On Feeling Connected to Nature
"When you're out there every day, looking at the trees and the grasses and the flowers and the mice and the deer and the bears and the snakes, all the things of the world, you realize that you are part of them, you are a part of this world. It's the opposite of feeling alienated, where you're alone in a crowded room, or you're scrolling through Instagram and feeling like you're not like anyone else. I felt the opposite of that on the Pacific Crest Trail. I think those experiences make us tender. They make us feel compassionate toward ourselves, and that extends to others as well."
On the Attachment She Had to Her Backpack, Monster
"Anyone who has done any backpacking at all knows that you develop a relationship with the objects you bring with you. Many took on a sort of talisman quality for me. Frankly, even my backpack did. I nicknamed it Monster because it felt like it had an almost animated presence. It felt like my companion, and it held everything I needed, which is both a literal truth and a metaphorical one. It was my link to survival--I carried it, and it carried me. It was not until years later, when I was writing Wild, that I was like, Wow, I called it Monster. It's literally the monster on my back, on this trail where I'm dealing with some of my demons and contending with my grief. I still have Monster. I didn't know that Monster was going to be famous, so I just brought him up to my attic, and he still lives there. I still use Monster when I go backpacking."
On How Wild Fits into the Outdoor-Lit Canon
"I was really conscious that I was writing in a certain literary tradition. I was both writing in it and writing against it, especially the man-versus-nature narrative. I didn't want to present myself as anyone other than who I was, which was very human--not some kind of hero conquering the wild, but a woman boldly stepping into it and trying to find a home. I did not write Wild because I took a hike on the Pacific Crest Trail; I wrote Wild because I'm a writer. There's a difference between those two things. I knew the point of Wild wasn't going to be, Look at me, I'm so interesting, I took a hike. I knew that a lot of people had hiked a lot longer, a lot better, a lot more expertly. I wanted to find that universal human story that wasn't just about me but about those bigger questions, about how journeys change us, how we bear what we think we cannot bear."

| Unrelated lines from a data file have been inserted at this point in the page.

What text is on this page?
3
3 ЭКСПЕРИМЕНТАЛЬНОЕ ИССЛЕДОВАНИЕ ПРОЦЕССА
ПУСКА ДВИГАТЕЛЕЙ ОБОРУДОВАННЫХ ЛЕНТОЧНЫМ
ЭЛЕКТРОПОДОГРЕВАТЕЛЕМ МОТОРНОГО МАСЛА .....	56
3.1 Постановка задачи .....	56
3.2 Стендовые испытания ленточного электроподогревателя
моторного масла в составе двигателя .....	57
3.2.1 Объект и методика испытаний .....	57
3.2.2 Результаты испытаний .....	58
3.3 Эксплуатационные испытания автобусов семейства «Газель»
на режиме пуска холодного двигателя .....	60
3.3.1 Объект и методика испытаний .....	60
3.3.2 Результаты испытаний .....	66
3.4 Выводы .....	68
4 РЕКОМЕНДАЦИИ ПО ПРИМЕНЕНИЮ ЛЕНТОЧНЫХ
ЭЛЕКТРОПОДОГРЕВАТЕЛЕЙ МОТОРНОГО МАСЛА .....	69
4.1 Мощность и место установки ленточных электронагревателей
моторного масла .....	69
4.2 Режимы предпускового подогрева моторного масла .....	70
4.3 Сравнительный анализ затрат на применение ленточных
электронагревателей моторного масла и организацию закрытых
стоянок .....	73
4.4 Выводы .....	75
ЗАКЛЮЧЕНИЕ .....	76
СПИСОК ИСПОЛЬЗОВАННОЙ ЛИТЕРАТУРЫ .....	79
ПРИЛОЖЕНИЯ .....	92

On Adventures She's Had Since the Book Was Published
"My two favorite things were always hiking and reading, and I still love both. I haven't gone on a hike that long since 1995, but I've taken extended trips with my kids. A few years ago, my son, my daughter, my husband, and I went to New Zealand and hiked the Milford Track and the Routeburn Track in Fiordland National Park. That country is just a dream for anyone who loves to hike or backpack. My kids left me and my husband in the dust. They're so much fitter, so much faster. They were up there with the guide the whole time, leading the charge. It felt like a passing of the torch, to give my kids the love of hiking as well."
On What She'd Tell Her Daughter if She Wanted to Hike the PCT
"I'd say, Go! Trust yourself. Trust your instincts. Believe in your ability to persevere through hard times, because there will be hard times. It will be beautiful. It will be fun. It will be glorious. And yes, it will also be miserable and awful and agonizing and tedious and boring and harder than you could ever imagine. And that's the good news, because those are the things that teach us who we are, that show us our truest, deepest, strongest, bravest selves. And yes, I really want my daughter and my son to have that experience. I really want all of us to have that experience."